Today, Johnson is a Krump scholar teaching at the University of Minnesota and at Carleton College, where he’s also choreographing as a guest artist. He also teaches at TU Dance Center. Johnson’s arts practice is focused on Krump. Tight Eyez, who had a key role in Rize, is serving as his mentor.

“Lately, I’m very interested in finding out how to transition Krump as more of a choreographic form,” Johnson said. In 2019, he began to put that idea into practice. Johnson was selected to participate in Momentum New Dance Works, a program that is designed to help emerging choreographers create new works and gain support for their careers as choreographers. The piece Johnson created, “StagNATION,” drew critical acclaim and solidified his interest in staged works.

Johnson understands the challenges of bringing an art form rooted in and connected to the streets onto the stage. “I’m not trying to white wash the style,” he said. “I want it to be on the stage and also as authentic to its style as possible.”

Like many artists, 2020 was a year of change and adaptation for Johnson. He is a full-time artist, and the cancellation of jobs and performances was difficult to manage at first. In time, he started teaching classes by Zoom but noted that “in dance there’s an in-person electricity from everyone’s body that’s bigger than teaching in front of screens.”

“I learned a lot about adaptation and acceptance,” Johnson said. He went on to describe how Krump’s emphasis on community and improvisation served him during a year of adversity. “Improv prepares you for anything,” he said. “We had [online] calls to check in with each other. We realized how much me missed each other.” Through it all, Johnson said, “I was still able to build community.”

Uprizing Graphic

Johnson is currently preparing for the fourth annual installment of an event called Uprizing. It will take place outdoors this summer. Johnson designed the upcoming event by forming a focus group to identify what everyone’s needs are. “Lots of community members within Krump are part of it.” Tight Eyez, Big Mijo, and Miss Prissy, Krump creators who were all in “Rize” and who all remain influential in the genre, will be here teaching at Uprising. Johnson said the goal of this year’s Uprising is to “hold space where our community Krumpers can learn about the history of Krump. It’s a moment of creating space and opportunity and ability.”

When Johnson applied to be a 20/20 Fellow with Springboard for the Arts, he had his Krump community in mind. He wanted to find a way to make Uprizing bigger than it had been in the past. Not for the sake of the event itself but for the sake of those who might benefit from it, for the sake of Krump.
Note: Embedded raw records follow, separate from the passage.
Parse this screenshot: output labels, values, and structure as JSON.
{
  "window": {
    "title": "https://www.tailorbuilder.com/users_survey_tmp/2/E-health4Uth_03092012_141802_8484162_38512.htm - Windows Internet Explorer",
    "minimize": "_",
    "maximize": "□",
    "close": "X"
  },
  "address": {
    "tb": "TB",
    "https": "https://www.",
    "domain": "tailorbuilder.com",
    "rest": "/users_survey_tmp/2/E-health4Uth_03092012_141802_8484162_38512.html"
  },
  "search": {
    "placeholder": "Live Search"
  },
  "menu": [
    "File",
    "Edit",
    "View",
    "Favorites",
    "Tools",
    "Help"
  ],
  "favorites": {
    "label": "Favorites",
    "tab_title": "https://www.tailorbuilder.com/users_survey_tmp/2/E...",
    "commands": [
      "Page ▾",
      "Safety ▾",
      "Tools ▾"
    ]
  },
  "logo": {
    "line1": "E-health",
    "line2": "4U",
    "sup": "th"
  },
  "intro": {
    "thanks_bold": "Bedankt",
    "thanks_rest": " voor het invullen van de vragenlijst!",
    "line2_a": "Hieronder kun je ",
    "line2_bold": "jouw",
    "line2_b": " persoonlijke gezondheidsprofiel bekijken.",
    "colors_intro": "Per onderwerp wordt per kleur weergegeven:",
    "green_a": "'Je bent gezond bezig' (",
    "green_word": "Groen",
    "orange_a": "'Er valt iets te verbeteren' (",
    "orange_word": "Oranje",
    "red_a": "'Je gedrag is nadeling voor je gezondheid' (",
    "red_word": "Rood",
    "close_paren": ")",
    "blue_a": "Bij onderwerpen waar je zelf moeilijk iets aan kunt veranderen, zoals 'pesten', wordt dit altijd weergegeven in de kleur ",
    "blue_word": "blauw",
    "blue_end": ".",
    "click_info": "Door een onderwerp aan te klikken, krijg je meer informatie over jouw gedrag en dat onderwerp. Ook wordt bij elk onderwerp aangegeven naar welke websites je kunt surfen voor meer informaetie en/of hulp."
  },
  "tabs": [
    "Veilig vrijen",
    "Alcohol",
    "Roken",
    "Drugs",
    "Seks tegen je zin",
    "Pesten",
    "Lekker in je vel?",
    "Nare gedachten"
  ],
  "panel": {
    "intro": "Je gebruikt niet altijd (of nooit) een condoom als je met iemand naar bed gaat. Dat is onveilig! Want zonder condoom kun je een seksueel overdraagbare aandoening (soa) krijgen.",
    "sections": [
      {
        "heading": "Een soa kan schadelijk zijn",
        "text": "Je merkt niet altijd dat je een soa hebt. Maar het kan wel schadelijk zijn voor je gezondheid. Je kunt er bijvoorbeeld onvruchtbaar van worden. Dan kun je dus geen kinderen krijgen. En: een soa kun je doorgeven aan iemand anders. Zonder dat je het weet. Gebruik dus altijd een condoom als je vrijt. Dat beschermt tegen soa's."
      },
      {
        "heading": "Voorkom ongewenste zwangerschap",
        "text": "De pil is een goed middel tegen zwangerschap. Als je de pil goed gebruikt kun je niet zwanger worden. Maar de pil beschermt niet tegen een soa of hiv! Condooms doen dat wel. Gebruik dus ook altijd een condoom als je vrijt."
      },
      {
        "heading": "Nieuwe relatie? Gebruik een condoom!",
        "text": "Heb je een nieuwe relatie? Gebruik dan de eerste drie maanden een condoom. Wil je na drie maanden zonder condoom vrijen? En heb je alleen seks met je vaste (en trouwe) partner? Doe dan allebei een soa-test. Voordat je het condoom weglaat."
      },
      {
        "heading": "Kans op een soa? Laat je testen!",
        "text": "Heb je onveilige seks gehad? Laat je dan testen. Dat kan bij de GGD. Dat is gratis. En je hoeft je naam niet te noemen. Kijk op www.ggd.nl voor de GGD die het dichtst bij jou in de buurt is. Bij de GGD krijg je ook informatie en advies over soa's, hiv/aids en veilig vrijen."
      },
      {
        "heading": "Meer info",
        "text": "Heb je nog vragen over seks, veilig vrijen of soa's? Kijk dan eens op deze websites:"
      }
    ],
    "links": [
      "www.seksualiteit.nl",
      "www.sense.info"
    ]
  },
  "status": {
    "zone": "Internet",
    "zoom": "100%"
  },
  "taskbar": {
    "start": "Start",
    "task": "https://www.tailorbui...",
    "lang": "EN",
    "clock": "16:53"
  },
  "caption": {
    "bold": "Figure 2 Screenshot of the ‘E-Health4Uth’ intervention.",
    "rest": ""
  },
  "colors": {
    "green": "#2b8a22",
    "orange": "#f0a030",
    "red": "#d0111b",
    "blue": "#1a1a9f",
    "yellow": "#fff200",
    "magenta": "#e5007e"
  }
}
Other Krump notables participated in Uprizing in the past, but no one had managed to get both of the creators to the Midwest at the same time. “I wanted this for some of the people in the community who have not been able to travel,” Johnson said, meaning travel to Krump events. “A lot of them have never been to California – the mecca. I wanted to bring the mecca to Minnesota.” Uprizing will take place on June 13, part of The SOTA Movement, organized in partnership another 20/20 Fellow, Maia Maiden.

“One of the ways I’ve grown as a dancer is by meeting people outside the Minnesota Krump community, other people who are great at what they do. There’s a form of opportunity in it because those visitors are part of the commercial [dance] industry. There’s lots of talent in Minnesota so if [visitors] are putting together a project, they may find interest in someone here,” Johnson said.

“It puts Minnesota Krump on a larger scale too. People from all over will see what happens at this event and may want to visit. My thought process was how to raise the bar for Krump in the Midwest,” Johnson said and added that Krump is more popular on the west and east coast and in the south than it is in the Midwest. “Springboard has been very helpful with making this happen,” he offered. “I’m excited about the guests who are coming. This will be a historic moment.”